If these first few months have been any indication, 2016 is poised to be a big year for pharma marketers in mobile advertising. To date, pharma has virtually missed out on the mobile revolution and is years behind other less-regulated industries—but its mobile push is finally gaining significant momentum. The impetus for this is two-fold: A shift in supported ad formats and much-needed guidance in the collection and activation of privacy-safe data.
The Death of Flash
Last year, the Interactive Advertising Bureau (IAB) updated their Display Creative Guidelines (http://bit.ly/1O6qF6I), which encouraged the broader ad tech industry to migrate from Flash to HTML5. The idea was that “the de facto standard—Flash—is not interoperable across devices,” while HTML5 is. The IAB’s suggestion essentially became a mandate on September 1 when Google’s Chrome browser began blocking ads built on Flash technology in favor of HTML5 formats. The announcement had a profound effect on pharma marketers in particular (and their estimated $1.9B in annual digital spend).1
Historically, the extensive time and cost associated with med/legal reviews of advertising assets resulted in many pharma companies focusing exclusively on Flash ads for desktop and avoiding the development of HTML5 versions for mobile. This severely restricted their mobile advertising options. Google’s policy change forced the issue and pharma marketers can now focus solely on HTML5.

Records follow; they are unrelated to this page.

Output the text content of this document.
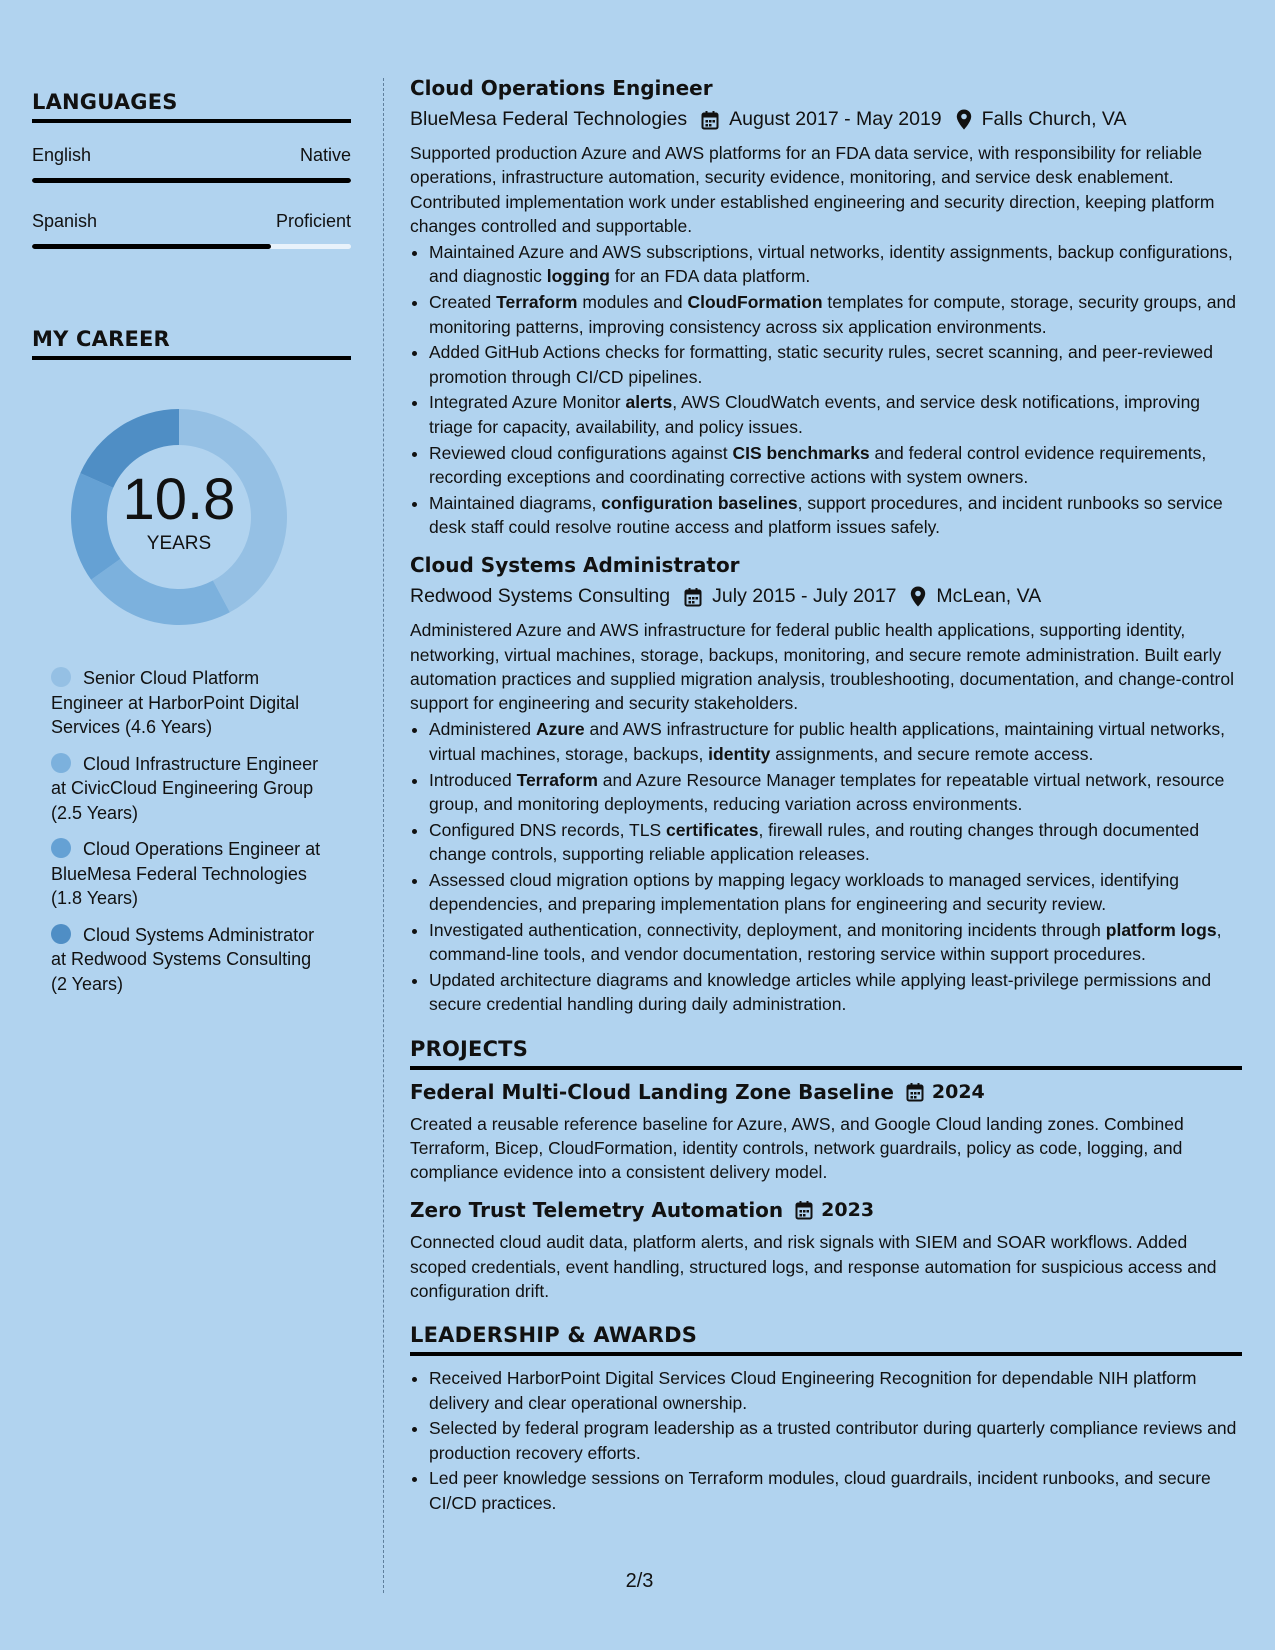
LANGUAGES
English	Native
Spanish	Proficient
MY CAREER
10.8
YEARS
Senior Cloud Platform Engineer at HarborPoint Digital Services (4.6 Years)
Cloud Infrastructure Engineer at CivicCloud Engineering Group (2.5 Years)
Cloud Operations Engineer at BlueMesa Federal Technologies (1.8 Years)
Cloud Systems Administrator at Redwood Systems Consulting (2 Years)
Cloud Operations Engineer
BlueMesa Federal Technologies August 2017 - May 2019 Falls Church, VA

Supported production Azure and AWS platforms for an FDA data service, with responsibility for reliable operations, infrastructure automation, security evidence, monitoring, and service desk enablement. Contributed implementation work under established engineering and security direction, keeping platform changes controlled and supportable.

• Maintained Azure and AWS subscriptions, virtual networks, identity assignments, backup configurations, and diagnostic logging for an FDA data platform.
• Created Terraform modules and CloudFormation templates for compute, storage, security groups, and monitoring patterns, improving consistency across six application environments.
• Added GitHub Actions checks for formatting, static security rules, secret scanning, and peer-reviewed promotion through CI/CD pipelines.
• Integrated Azure Monitor alerts, AWS CloudWatch events, and service desk notifications, improving triage for capacity, availability, and policy issues.
• Reviewed cloud configurations against CIS benchmarks and federal control evidence requirements, recording exceptions and coordinating corrective actions with system owners.
• Maintained diagrams, configuration baselines, support procedures, and incident runbooks so service desk staff could resolve routine access and platform issues safely.
Cloud Systems Administrator
Redwood Systems Consulting July 2015 - July 2017 McLean, VA

Administered Azure and AWS infrastructure for federal public health applications, supporting identity, networking, virtual machines, storage, backups, monitoring, and secure remote administration. Built early automation practices and supplied migration analysis, troubleshooting, documentation, and change-control support for engineering and security stakeholders.

• Administered Azure and AWS infrastructure for public health applications, maintaining virtual networks, virtual machines, storage, backups, identity assignments, and secure remote access.
• Introduced Terraform and Azure Resource Manager templates for repeatable virtual network, resource group, and monitoring deployments, reducing variation across environments.
• Configured DNS records, TLS certificates, firewall rules, and routing changes through documented change controls, supporting reliable application releases.
• Assessed cloud migration options by mapping legacy workloads to managed services, identifying dependencies, and preparing implementation plans for engineering and security review.
• Investigated authentication, connectivity, deployment, and monitoring incidents through platform logs, command-line tools, and vendor documentation, restoring service within support procedures.
• Updated architecture diagrams and knowledge articles while applying least-privilege permissions and secure credential handling during daily administration.
PROJECTS
Federal Multi-Cloud Landing Zone Baseline 2024

Created a reusable reference baseline for Azure, AWS, and Google Cloud landing zones. Combined Terraform, Bicep, CloudFormation, identity controls, network guardrails, policy as code, logging, and compliance evidence into a consistent delivery model.

Zero Trust Telemetry Automation 2023

Connected cloud audit data, platform alerts, and risk signals with SIEM and SOAR workflows. Added scoped credentials, event handling, structured logs, and response automation for suspicious access and configuration drift.

LEADERSHIP & AWARDS
• Received HarborPoint Digital Services Cloud Engineering Recognition for dependable NIH platform delivery and clear operational ownership.
• Selected by federal program leadership as a trusted contributor during quarterly compliance reviews and production recovery efforts.
• Led peer knowledge sessions on Terraform modules, cloud guardrails, incident runbooks, and secure CI/CD practices.
2/3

Google’s policy change was preceded by an earlier development that set the stage for pharma’s mobile push. Beginning in late 2013, several major pharma companies updated their public privacy policies to allow for data collection and user-level data targeting. The updates came on the heels of jointly released self-regulatory codes by the Network Advertising Initiative (NAI) and Digital Advertising Alliance (DAA), which included guidance on the complex process of determining the sensitivity of different types of behavioral and medical data and brought clarity to its use for targeting purposes.
These updated privacy policies have greatly assisted marketers in responsibly activating a wide range of granular data that is essential for locating patient populations on smartphones—from site retargeting to behavioral data and geo- and propensity-based modeling. When activating such granular data, marketers should take care that their media partners adhere to the NAI and DAA codes and also employ privacy safeguards like anonymous user profiles and avoidance of PII. By taking these precautions, pharma marketers can more ambitiously engage consumer populations without fear of violating consumer privacy mandates.
As the mobile channel continues to command the majority of consumers’ digital consumption time, pharma marketers must move quickly to further develop their mobile strategies. The pronounced increase in mobile spend I’ve already witnessed suggests pharma marketers are finally poised to capitalize on this opportunity. While we’ll undoubtedly encounter challenges along the way, I strongly believe that pharma marketers are equipped to make 2016 a massive year of growth, learning, and innovation for mobile and data adoption. Now it’s time to execute.
1. Per eMarketer “U.S. Healthcare & Pharma Industry Digital Ad Spending 2014-2020” projections for 2016.